Saturday, May 18, 2013

`An Exponent of Character'

I watched my boss looking up at something outside the office window. When I rapped on the glass and shrugged my shoulders in the “What gives?” gesture, she waved me outside. In the tree next to our building, twenty feet above the ground and almost level with the second-floor windows, is a large (at least eighteen inches in diameter), raggedy-looking nest of sticks, dry grass, leaves and scraps of plastic. No bird is visible, though the occupant must be sizeable, larger than a blue jay or Northern mockingbird; perhaps one of the great-horned owls on campus. This is speculation, and I thought of that passage in Finnegans Wake: “But enough of greenwood's gossip. Birdsnests is birdsnests.” In the first chapter alone, Joyce weaves a thousand avian allusions, including “a parody’s bird” (paradise bird, or bird of paradise). My knowledge of birds is a parody (parroty?) of an ornithologist’s. 

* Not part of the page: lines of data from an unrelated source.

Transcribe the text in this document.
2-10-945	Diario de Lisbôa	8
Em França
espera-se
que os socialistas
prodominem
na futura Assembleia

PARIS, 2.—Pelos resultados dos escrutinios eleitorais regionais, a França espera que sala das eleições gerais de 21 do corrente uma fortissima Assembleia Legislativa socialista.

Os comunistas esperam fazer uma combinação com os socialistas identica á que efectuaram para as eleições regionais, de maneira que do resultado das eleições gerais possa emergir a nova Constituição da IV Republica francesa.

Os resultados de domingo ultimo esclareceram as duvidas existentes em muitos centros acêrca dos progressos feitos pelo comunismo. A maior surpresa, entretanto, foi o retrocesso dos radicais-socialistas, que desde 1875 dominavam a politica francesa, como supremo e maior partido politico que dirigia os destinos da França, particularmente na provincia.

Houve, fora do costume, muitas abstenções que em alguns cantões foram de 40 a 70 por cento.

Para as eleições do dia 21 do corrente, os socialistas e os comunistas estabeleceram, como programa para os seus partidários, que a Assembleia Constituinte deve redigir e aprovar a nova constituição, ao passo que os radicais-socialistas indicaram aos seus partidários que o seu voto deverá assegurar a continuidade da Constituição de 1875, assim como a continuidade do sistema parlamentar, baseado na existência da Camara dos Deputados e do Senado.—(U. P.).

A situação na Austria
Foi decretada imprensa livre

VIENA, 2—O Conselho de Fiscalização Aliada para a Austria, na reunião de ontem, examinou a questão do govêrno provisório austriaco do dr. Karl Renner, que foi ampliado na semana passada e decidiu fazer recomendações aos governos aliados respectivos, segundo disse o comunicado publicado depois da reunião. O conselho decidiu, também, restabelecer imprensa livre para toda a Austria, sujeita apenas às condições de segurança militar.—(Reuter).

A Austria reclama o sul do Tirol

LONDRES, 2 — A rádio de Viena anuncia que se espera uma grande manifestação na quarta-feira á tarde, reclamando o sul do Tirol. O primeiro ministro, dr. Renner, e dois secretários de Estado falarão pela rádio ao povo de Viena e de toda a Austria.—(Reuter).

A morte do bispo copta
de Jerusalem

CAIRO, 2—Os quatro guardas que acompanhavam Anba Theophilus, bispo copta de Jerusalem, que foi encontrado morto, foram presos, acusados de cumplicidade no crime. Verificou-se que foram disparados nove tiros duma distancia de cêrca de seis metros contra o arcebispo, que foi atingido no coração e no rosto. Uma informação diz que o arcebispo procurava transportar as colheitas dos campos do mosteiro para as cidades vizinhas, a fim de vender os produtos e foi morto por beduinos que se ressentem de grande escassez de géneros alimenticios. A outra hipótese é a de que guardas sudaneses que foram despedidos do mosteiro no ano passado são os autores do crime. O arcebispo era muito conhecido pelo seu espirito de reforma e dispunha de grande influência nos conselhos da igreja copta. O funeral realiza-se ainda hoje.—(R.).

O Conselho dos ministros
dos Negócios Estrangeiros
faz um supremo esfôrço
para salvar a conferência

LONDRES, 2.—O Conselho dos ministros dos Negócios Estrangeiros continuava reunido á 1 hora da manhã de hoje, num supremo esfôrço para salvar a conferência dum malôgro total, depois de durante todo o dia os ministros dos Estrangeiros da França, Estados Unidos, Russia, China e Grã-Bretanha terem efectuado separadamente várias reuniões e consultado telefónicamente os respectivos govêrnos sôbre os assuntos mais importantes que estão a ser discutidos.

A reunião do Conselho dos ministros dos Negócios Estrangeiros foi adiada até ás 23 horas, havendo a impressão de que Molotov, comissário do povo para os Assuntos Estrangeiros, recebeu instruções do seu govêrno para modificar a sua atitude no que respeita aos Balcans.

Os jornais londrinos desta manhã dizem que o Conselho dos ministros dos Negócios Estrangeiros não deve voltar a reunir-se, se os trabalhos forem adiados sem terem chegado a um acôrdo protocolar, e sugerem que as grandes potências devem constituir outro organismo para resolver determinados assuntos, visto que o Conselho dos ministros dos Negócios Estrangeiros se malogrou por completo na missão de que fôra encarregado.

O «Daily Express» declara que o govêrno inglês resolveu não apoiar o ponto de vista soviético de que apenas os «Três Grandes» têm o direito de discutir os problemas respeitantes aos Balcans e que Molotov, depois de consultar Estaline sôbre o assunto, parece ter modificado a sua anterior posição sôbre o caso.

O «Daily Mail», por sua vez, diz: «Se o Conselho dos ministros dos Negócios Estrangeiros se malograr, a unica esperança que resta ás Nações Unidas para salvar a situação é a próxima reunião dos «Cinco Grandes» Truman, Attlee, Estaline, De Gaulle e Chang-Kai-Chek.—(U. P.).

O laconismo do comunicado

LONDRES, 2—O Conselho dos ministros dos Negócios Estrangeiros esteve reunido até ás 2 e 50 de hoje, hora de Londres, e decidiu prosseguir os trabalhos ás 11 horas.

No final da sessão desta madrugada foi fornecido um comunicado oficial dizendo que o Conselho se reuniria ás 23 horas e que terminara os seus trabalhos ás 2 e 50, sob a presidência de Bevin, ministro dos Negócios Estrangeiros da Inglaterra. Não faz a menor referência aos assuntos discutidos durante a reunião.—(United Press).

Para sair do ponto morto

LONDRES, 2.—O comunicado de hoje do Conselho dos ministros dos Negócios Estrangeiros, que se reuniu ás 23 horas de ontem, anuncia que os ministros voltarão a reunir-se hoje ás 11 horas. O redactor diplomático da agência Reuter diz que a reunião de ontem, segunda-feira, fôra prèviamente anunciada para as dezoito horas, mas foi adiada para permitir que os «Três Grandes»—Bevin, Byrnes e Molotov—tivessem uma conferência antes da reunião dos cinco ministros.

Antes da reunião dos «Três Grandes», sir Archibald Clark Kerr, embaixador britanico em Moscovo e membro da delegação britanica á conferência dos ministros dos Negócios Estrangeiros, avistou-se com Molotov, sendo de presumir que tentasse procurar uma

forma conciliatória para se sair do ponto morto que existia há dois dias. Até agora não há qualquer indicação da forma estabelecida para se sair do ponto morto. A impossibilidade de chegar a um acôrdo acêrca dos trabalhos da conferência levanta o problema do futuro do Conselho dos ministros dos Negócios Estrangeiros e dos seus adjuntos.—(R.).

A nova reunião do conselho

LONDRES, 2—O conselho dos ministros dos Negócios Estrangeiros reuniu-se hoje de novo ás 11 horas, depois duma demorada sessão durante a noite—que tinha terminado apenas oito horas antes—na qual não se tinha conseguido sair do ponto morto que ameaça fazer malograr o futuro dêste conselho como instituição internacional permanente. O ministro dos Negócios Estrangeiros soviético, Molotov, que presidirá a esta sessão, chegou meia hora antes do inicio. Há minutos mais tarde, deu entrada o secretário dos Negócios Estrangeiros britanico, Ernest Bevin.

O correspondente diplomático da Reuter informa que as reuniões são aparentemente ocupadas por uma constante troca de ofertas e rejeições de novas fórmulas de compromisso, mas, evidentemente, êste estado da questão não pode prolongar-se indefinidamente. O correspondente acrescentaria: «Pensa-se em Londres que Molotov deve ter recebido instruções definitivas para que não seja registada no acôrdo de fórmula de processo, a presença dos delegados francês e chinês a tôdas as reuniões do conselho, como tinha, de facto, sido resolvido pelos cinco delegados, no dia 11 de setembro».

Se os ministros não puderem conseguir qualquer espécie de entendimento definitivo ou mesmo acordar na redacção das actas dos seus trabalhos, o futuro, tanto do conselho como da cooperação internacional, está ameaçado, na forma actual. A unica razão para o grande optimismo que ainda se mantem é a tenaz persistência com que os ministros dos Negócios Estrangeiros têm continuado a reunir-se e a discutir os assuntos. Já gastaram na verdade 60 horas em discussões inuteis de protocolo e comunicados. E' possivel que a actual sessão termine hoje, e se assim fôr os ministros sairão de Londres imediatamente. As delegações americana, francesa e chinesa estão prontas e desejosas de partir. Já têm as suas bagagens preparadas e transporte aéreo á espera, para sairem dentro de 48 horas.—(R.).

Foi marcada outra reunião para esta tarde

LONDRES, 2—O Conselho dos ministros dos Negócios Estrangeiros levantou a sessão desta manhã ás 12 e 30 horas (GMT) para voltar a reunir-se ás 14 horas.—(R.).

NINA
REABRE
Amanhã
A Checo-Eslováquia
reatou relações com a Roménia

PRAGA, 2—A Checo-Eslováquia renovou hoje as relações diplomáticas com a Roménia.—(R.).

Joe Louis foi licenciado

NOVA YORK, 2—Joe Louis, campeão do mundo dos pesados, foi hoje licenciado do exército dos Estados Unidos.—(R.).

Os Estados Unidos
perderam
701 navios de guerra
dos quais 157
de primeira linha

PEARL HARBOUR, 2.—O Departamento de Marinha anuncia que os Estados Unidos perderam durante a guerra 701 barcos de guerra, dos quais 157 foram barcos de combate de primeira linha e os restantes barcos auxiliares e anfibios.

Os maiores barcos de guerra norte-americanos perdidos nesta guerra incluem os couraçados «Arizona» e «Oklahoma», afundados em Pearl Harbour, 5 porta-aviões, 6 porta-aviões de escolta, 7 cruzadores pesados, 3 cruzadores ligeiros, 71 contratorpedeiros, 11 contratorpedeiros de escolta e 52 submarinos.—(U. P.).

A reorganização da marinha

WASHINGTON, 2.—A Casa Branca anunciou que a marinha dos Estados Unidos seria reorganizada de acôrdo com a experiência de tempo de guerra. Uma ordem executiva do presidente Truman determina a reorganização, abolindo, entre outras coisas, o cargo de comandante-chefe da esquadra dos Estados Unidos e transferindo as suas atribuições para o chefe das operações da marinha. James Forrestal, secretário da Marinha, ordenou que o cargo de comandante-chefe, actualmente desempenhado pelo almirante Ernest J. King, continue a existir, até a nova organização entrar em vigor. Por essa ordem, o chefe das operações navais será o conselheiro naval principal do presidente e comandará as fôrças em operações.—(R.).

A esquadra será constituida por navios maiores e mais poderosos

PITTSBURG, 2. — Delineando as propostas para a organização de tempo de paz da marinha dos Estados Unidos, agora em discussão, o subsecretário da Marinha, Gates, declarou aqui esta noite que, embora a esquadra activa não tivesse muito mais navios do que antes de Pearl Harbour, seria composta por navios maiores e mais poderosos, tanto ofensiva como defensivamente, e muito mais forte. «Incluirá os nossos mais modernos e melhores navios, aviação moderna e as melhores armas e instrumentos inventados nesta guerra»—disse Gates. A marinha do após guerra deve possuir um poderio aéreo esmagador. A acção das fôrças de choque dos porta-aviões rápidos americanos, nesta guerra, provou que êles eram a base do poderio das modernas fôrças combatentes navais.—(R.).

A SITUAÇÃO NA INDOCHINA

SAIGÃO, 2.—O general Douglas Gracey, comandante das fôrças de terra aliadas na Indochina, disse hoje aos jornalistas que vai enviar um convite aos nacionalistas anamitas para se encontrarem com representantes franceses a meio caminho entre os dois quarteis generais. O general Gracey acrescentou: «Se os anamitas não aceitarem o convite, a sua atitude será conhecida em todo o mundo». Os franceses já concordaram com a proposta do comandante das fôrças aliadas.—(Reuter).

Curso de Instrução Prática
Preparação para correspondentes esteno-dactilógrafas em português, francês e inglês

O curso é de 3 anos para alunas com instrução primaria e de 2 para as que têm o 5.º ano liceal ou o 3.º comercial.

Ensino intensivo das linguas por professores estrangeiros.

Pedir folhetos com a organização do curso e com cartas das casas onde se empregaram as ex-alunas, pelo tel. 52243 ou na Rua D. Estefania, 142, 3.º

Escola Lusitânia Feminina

Regardless, I recommend that you read and savor America’s Other Audubon (Princeton Architectural Press, 2012) by Joy M. Kiser, who tells the story of Genevieve “Gennie” Jones and her family who researched, wrote, painted and published Illustrations of the Nests and Eggs of Birds of Ohio. In 1876, at the World’s Fair in Philadelphia, Gennie saw hand-painted engravings from John James Audubon’s Birds of America. She resolved to complete Audubon’s project by painting the nests and eggs he left out. Back in Circleville, Ohio, her brother collected the nests and eggs, her father (a physician) paid the publishing costs, and Gennie and a friend learned the art of lithography. Gennie died of typhoid fever in 1879 at the age of thirty, before the project could be completed. Her family and friends labored another seven years to finish her dream. Go here to see Gennie’s painting of a wood thrush’s nest holding four blue eggs. Here is an excerpt from the accompanying test: 

“The nest was taken from a haw tree in a damp wood without much undergrowth. The light, fluffy leaves of the foundation, the mossy branches and emerald foliage, the boggy earth and rank grass beneath, together formed a picture beautiful and rustic, a fitting symbol of the quiet wood, the drear repose in which this brilliant songster so much delights.” 

About ninety copies of the lithographs were produced, most of which have vanished. Among the subscribers in 1886 were former President Rutherford B. Hayes and Teddy Roosevelt, who was still a student. One set was on display in 1995, when Kiser went to work as a curator at the Cleveland Museum of Natural History. She spent fifteen years researching the project and interviewing descendants of the Jones family members. Her book is large format, eleven by thirteen inches, so the reader can study the reproductions and notice the details. You can note that the branches have been neatly separated from their trees, probably with a saw or large knife. In the painting of the “Quail-Bob-White” nest, built on the ground and holding eight white eggs, you can recognize four red clover flowers. For the volume’s epigraph, Kiser uses a passage from the introduction Howard Jones, Gennie’s brother, wrote for Illustrations of the Nests and Eggs of Birds of Ohio: 

“In their eggs the birds center their whole existence. They work unceasingly and intelligently for a place where they can lay them, and guard them with their lives. Thus the nest, aside from its expression of ingenuity, skill, and patience, becomes an exponent of character.”